On a good day, everything is quiet in the neutral service car except for the crackling of race radio, but they are always there, always ready to jump into action when the need arises.
Since the introduction of a professional neutral service vehicle at the 1973 Paris Nice, other companies have also joined the caravan in a similar position; Vittoria is at most of the races in Italy, and both Shimano and SRAM are becoming more common sightings at races, but Mavic owns the distinction of being the first and the most widely recognized.
I had the honor of riding with Mavic Neutral Service at the 2017 Tour of Utah for a couple of days. Unfortunately for telling a story, both days were relatively quiet, but I was able to capture some photos of the crew in action, as well as of the race itself from a different perspective, at the rear.

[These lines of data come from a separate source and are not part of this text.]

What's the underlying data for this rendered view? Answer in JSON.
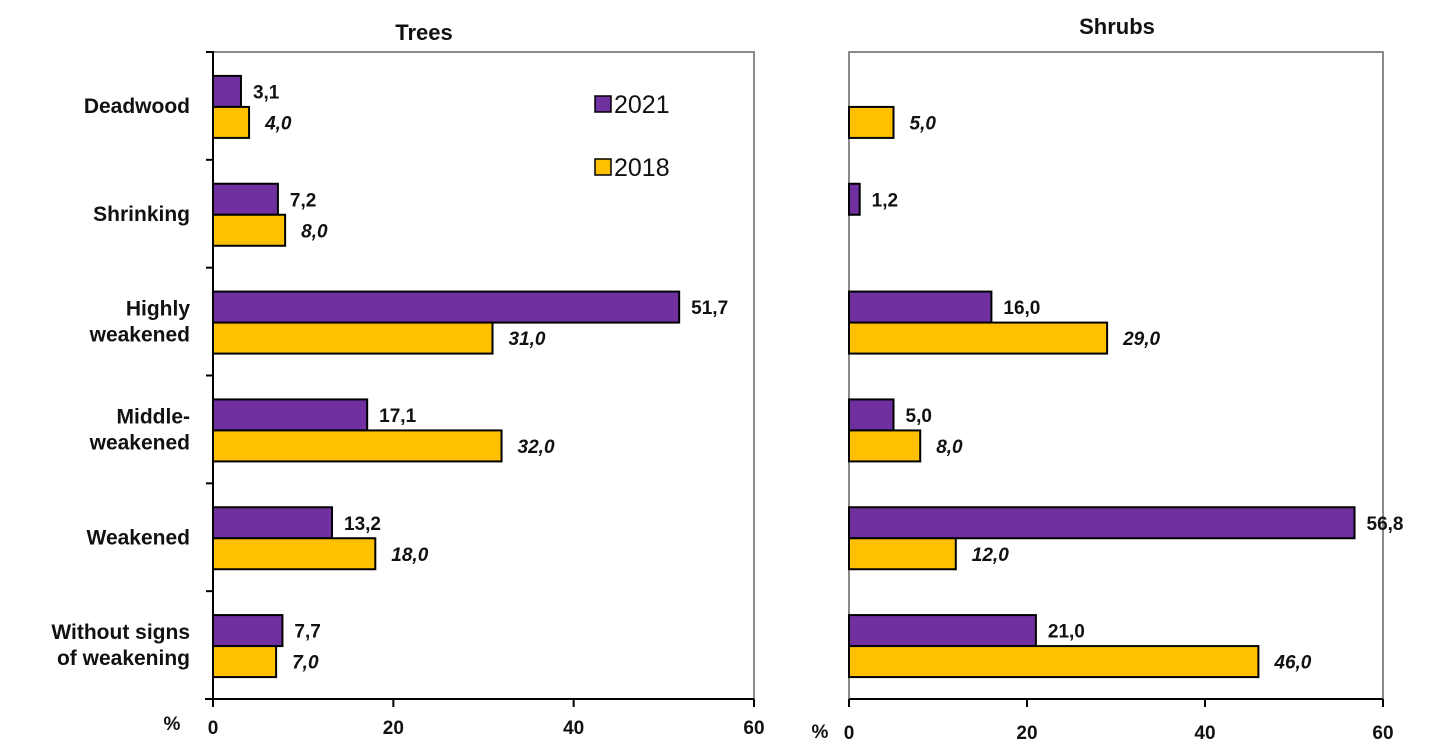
{
  "chart_data": [
    {
      "type": "bar",
      "orientation": "horizontal",
      "title": "Trees",
      "categories": [
        "Deadwood",
        "Shrinking",
        "Highly weakened",
        "Middle-weakened",
        "Weakened",
        "Without signs of weakening"
      ],
      "category_lines": [
        [
          "Deadwood"
        ],
        [
          "Shrinking"
        ],
        [
          "Highly",
          "weakened"
        ],
        [
          "Middle-",
          "weakened"
        ],
        [
          "Weakened"
        ],
        [
          "Without signs",
          "of weakening"
        ]
      ],
      "series": [
        {
          "name": "2021",
          "values": [
            3.1,
            7.2,
            51.7,
            17.1,
            13.2,
            7.7
          ],
          "labels": [
            "3,1",
            "7,2",
            "51,7",
            "17,1",
            "13,2",
            "7,7"
          ],
          "color": "#7030A0",
          "italic": false
        },
        {
          "name": "2018",
          "values": [
            4.0,
            8.0,
            31.0,
            32.0,
            18.0,
            7.0
          ],
          "labels": [
            "4,0",
            "8,0",
            "31,0",
            "32,0",
            "18,0",
            "7,0"
          ],
          "color": "#FFC000",
          "italic": true
        }
      ],
      "xlabel": "%",
      "xlim": [
        0,
        60
      ],
      "xticks": [
        0,
        20,
        40,
        60
      ],
      "xtick_labels": [
        "0",
        "20",
        "40",
        "60"
      ],
      "grid": false,
      "legend": {
        "placement": "top-right",
        "entries": [
          "2021",
          "2018"
        ]
      }
    },
    {
      "type": "bar",
      "orientation": "horizontal",
      "title": "Shrubs",
      "categories": [
        "Deadwood",
        "Shrinking",
        "Highly weakened",
        "Middle-weakened",
        "Weakened",
        "Without signs of weakening"
      ],
      "series": [
        {
          "name": "2021",
          "values": [
            null,
            1.2,
            16.0,
            5.0,
            56.8,
            21.0
          ],
          "labels": [
            "",
            "1,2",
            "16,0",
            "5,0",
            "56,8",
            "21,0"
          ],
          "color": "#7030A0",
          "italic": false
        },
        {
          "name": "2018",
          "values": [
            5.0,
            null,
            29.0,
            8.0,
            12.0,
            46.0
          ],
          "labels": [
            "5,0",
            "",
            "29,0",
            "8,0",
            "12,0",
            "46,0"
          ],
          "color": "#FFC000",
          "italic": true
        }
      ],
      "xlabel": "%",
      "xlim": [
        0,
        60
      ],
      "xticks": [
        0,
        20,
        40,
        60
      ],
      "xtick_labels": [
        "0",
        "20",
        "40",
        "60"
      ],
      "grid": false
    }
  ]
}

The caravan ballet is a pretty amazing thing to be a part of, especially when it’s happening on a windy canyon road at 60mph on a descent.
Mavic’s current partnership as the official Neutral Support provider began with the 2016 edition of the Larry H. Miller Tour of Utah, and is expected to continue through 2018.
My thanks to Aaron Walker at Mavic USA, which is part of the Amer Sports portfolio of companies based in Ogden, Utah for helping to arrange my time in the cars, and to Nate Field and the rest of his Mavic crew at the Tour of Utah for being such gracious hosts.